I) My first question would be "why should classical systems obey the principle of least action ?" When we find out the propagator in quantum physics, we find the amplitude to be equal to the sum over all possible paths, weighted by the phase $e^{iS/\hbar}$. Then one arrives at the conclusion that $\frac{\partial S[q]}{\partial q} $ must vanish when $\hbar \rightarrow 0$. So I'd presume the classical principle of least action is nothing but a special case of more generic quantum mechanical path-integral formulation. Is that fine?
II) Secondly, if we go through the derivation of how we arrive at the fact that the phase associated with a path is $e^{iS[q]/\hbar}$, starting from the first principle, we observe that the following assumptions play very crucial roles:
The momentum space is complete, i.e. $\sum |p\rangle \langle p| = 1 $.
The system is a Hamiltonian system,
2a.

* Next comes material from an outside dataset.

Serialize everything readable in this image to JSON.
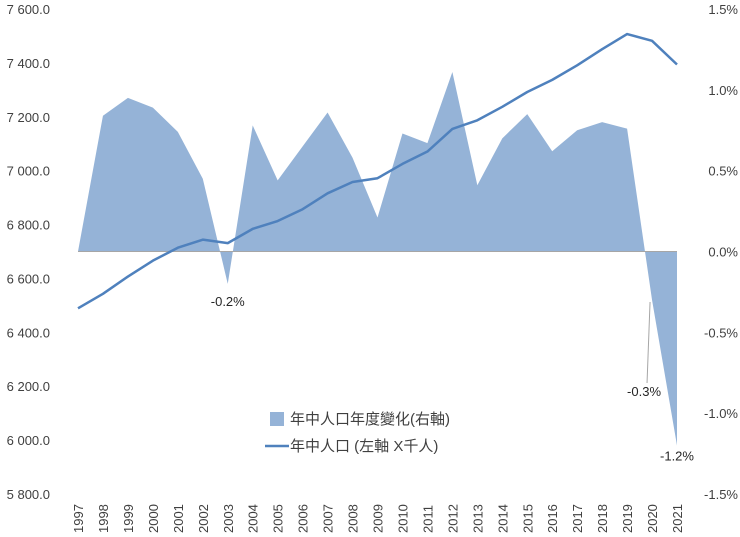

The Hamiltonian is not exclusively time-dependent.
2b. Kinetic energy operator is of the form $\hat{P}^2/2m$.
(Did I miss anything else?) Although many systems of interest easily follow these assumptions but I'm particularly curious about 2b. How would a system violating 2b behave under classical limit (can we even have such a system, first of all?), or what would happen to the least action principle.
So if (2) is all satisfied, which happens in most cases, then is it fine to say that "the principle of least action works because the phase space is a complete space"?